Algedik, DPT, KGM, TCDD’ye ait rakamlardan hareketle şöyle bir resim çıkarıyor:
1-Demiryolu: Türkiye’nin projeksiyonlarında hâlâ Bursa gibi sanayinin yoğun olduğu bir kente, Doğu Karadeniz’in limanı Trabzon’a ya da turizm açısından önemli bir durak olan Antalya’ya ulaşımı sağlayacak bir demiryolu projesi yok. Bu kentleri de kapsayan hatta Karadeniz’in önemli kentlerini de bir araya getiren iki bin 600 km.’ye yakın çift hatlı sinyalizasyonu olan yeni demiryolu hatları, duble yollara harcanan paranın bir kısmı kullanılarak eklenebilirdi.
2-Hızlı Tren: Bugüne kadar sadece Ankara’dan Eskişehir ve Konya’ya bağlantısı sağlanmış 500 km.’lik yüksek hızlı tren hattı dışında biten hat yok. Diğer projeler ilk aşamalarında. Duble yola harcanan paralar buraya aktarılsaydı, bugün hükümetin 2020 hedefine ulaşmış olacak, yani mevcut hattın 10 katı, neredeyse 5 bin km.’ye yakın yüksek hızlı trene, 2 bin 600 km. yeni demiryoluna ek olarak sahip olacaktık.
3-Kent içi raylı sistem: Türkiye’nin bugüne kadar 10 kentinde toplamda 113 km. metro, 129 km.’si tramvay olmak üzere 242 km.’si kent içi raylı sisteme sahip. Türkiye toplamının 2012 yılında sahip olduğu metro sistemi, 2002’de Tahran’ın ulaşmış olduğu 120 km.’lik toplamın altında ve 1890’da Londra’nın sahip olduğu hattın neredeyse dörtte biri!
Anlayacağınız, bugün duble yollara harcanan parayla daha fazla demiryoluna sahip olur, hızlı tren hattı bugünün 10 katına ulaşabilirdi. Kalan parayla toplam raylı sistemlerimizi dörde katlayabilir, kent içi ulaşım sorunlarımızı hayal ettiğimizden öte bir noktaya taşıyabilirdik!

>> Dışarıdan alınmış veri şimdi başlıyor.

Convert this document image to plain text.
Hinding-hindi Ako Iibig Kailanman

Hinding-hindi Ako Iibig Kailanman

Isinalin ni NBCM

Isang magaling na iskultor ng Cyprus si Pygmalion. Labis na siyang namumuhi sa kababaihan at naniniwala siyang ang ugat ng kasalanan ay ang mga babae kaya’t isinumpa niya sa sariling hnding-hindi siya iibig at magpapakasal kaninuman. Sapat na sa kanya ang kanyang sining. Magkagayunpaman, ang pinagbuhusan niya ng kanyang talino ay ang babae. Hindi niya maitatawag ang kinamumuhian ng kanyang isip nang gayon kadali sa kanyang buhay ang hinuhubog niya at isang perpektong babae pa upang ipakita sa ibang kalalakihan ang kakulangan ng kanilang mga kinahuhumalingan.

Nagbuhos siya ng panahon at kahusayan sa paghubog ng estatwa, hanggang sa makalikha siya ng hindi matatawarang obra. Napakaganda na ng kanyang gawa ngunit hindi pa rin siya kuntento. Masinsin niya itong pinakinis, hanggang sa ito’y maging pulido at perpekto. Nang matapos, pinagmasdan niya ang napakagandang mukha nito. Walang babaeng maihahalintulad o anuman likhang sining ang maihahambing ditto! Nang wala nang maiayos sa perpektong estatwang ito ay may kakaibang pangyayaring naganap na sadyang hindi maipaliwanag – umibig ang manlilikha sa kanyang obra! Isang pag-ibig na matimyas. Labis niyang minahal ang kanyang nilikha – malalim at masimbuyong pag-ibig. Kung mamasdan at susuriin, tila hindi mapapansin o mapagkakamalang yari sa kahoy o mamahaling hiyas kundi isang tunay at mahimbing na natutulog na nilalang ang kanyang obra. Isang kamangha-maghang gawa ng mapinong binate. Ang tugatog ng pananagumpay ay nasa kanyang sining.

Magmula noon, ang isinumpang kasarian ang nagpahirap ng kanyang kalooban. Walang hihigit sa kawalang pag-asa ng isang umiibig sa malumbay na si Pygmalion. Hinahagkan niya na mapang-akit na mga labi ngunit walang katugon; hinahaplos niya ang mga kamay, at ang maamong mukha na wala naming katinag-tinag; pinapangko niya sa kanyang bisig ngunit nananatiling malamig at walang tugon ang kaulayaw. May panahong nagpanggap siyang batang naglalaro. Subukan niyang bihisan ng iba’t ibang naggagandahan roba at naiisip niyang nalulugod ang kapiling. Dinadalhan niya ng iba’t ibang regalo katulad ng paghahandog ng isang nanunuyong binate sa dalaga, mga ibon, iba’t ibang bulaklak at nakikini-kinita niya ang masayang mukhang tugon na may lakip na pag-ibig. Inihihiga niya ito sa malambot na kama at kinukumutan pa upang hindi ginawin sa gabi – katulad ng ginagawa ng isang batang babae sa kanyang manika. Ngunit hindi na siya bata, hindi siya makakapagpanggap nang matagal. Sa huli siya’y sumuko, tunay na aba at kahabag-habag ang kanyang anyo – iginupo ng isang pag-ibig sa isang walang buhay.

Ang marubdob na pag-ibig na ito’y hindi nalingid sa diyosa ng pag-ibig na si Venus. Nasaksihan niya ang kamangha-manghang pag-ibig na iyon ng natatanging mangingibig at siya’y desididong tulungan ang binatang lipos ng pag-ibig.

Perşembeye Cadde’de: Duble yollar bize neleri kaybettiriyor?
BiSiKLET YOLU DA ÇIKARDI
* Bugün Avrupa’da 44 bin km.’ye ulaşan bisiklet yol ağı Eurovelo’nun 60 bin km’ye ulaşması hedefleniyor.
* Türkiye’deyse bisiklet yolları, ‘para olmadığı’, ‘kentlerin uygun olmadığı’ gibi nedenlerle sürekli görmezden geliniyor.
* Duble yollara harcamak yerine yukarıda bahsedilen demiryolu, hızlı tren ve kent içi raylı sistemlere ek olarak Avrupa’nın toplam bisiklet yol ağının üçte birine sahip olabilirdik!
* Bir başka deyişle bugün eklenen duble yol uzunluğuna eşit 15 bin km.’lik bir bisiklet yolu ağına sahip olabilirdik.